Public art is intended to be free for all to enjoy—but some of us live with it 365 days a year. The mural in Chosewood Park was near a mosque, hardly the ideal spot to display nudes. Better planning for the location, and communication with the community would have mitigated the controversy. Living Walls now works more closely with neighborhoods, as demonstrated with its 2013 collaboration with residents of Summerhill on a series of murals on vacant properties near Turner Field. Residents of southwest Atlanta were actively involved with WonderRoot in planning the University Corridor installation.
With better communication, more respect for the concerns of residents, and efforts to make the event inclusive rather than exclusive, the organizers of Krog Masquerade could have created an interesting and enduring event.

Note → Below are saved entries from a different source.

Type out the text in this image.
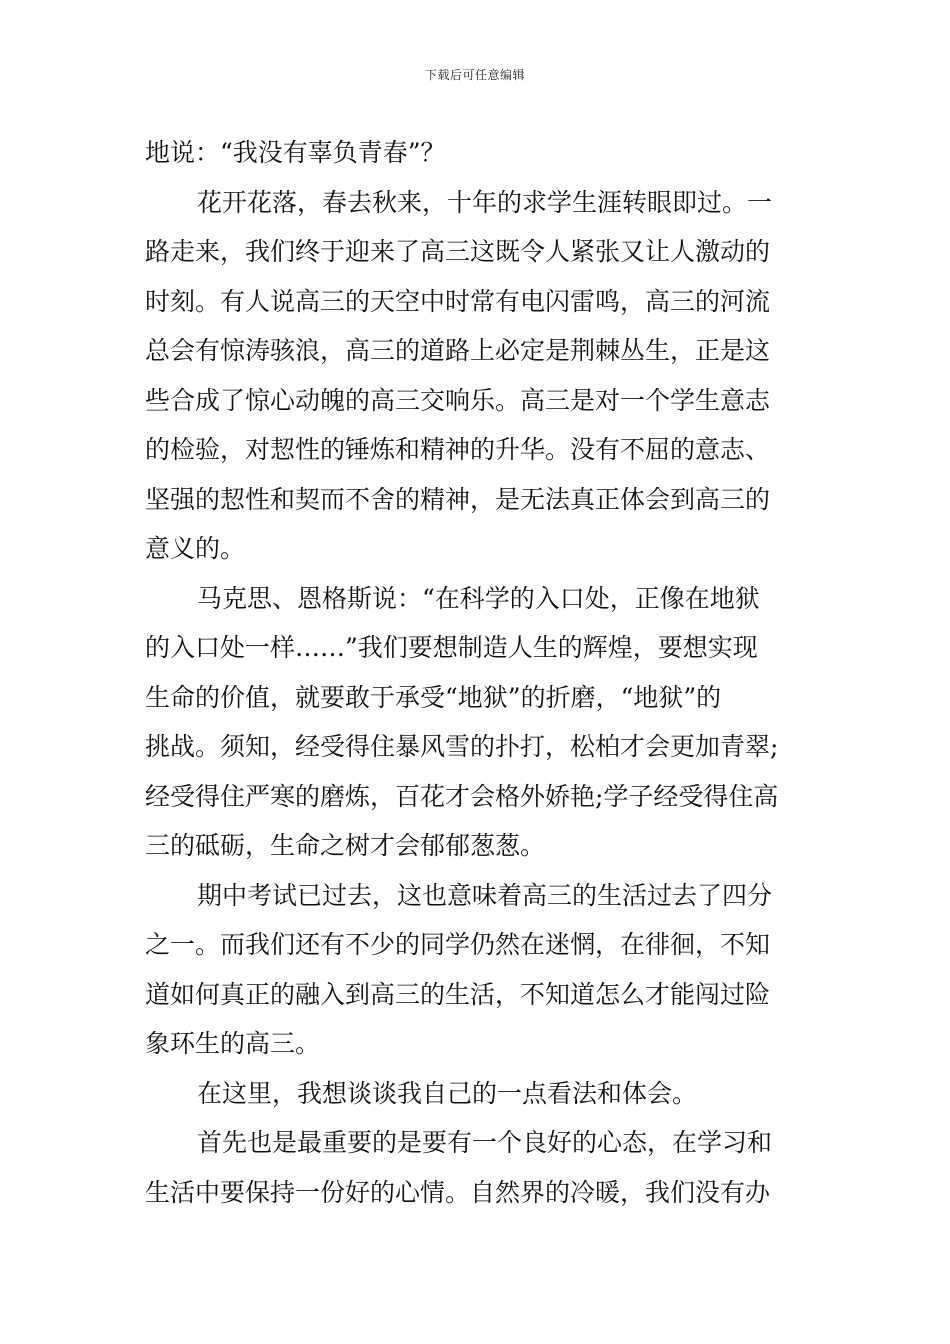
下载后可任意编辑
地说：“我没有辜负青春”？
花开花落，春去秋来，十年的求学生涯转眼即过。一
路走来，我们终于迎来了高三这既令人紧张又让人激动的
时刻。有人说高三的天空中时常有电闪雷鸣，高三的河流
总会有惊涛骇浪，高三的道路上必定是荆棘丛生，正是这
些合成了惊心动魄的高三交响乐。高三是对一个学生意志
的检验，对恝性的锤炼和精神的升华。没有不屈的意志、
坚强的恝性和契而不舍的精神，是无法真正体会到高三的
意义的。
马克思、恩格斯说：“在科学的入口处，正像在地狱
的入口处一样……”我们要想制造人生的辉煌，要想实现
生命的价值，就要敢于承受“地狱”的折磨，“地狱”的
挑战。须知，经受得住暴风雪的扑打，松柏才会更加青翠;
经受得住严寒的磨炼，百花才会格外娇艳;学子经受得住高
三的砥砺，生命之树才会郁郁葱葱。
期中考试已过去，这也意味着高三的生活过去了四分
之一。而我们还有不少的同学仍然在迷惘，在徘徊，不知
道如何真正的融入到高三的生活，不知道怎么才能闯过险
象环生的高三。
在这里，我想谈谈我自己的一点看法和体会。
首先也是最重要的是要有一个良好的心态，在学习和
生活中要保持一份好的心情。自然界的冷暖，我们没有办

But, even with all the publicity that followed the tunnel buffing, the organizers reportedly sold only half of their 2,000 tickets.
On Saturday night, at around 9:30, my husband and I walked back to Cabbagetown from an event in Old Fourth Ward. When we reached the tunnel, we saw people milling around with the lackluster spirit of middle-schoolers at a mixer. The westside walkway through the tunnel was completely empty. We asked one of the cops positioned in front of the tunnel entrance if we could cut through to get home, since no partygoers were there. “No, that’s the VIP entrance,” he said.
So we headed up DeKalb Avenue and reached the stairwell to the Boulevard Tunnel, which, despite cleanup efforts and a new security camera, still doubles as a latrine. “If people wanted an edgy urban experience, they should have come here,” my husband said.
And in that spirit, I offer this suggestion to AFFPS: Why not stage your next event in this still unheralded tunnel? Why not devise a way to benefit efforts to improve security in this underpass, or to support the good work being done for the community through Year of Boulevard? Why not welcome a crowd? You might create something that evolves organically—just as street art does.
After last week’s painting of the tunnel, few people recalled that the Krog Tunnel is frequently “buffed.” Its concrete canvas was wiped clean as recently as mid 2013. Most of the “iconic” artwork painted over last week was less than a year old. When I walked past the tunnel on my way home from yoga class this morning, most of the tunnel walls already had been covered with new designs and tags, including this message: “Welcome Back Y’all!”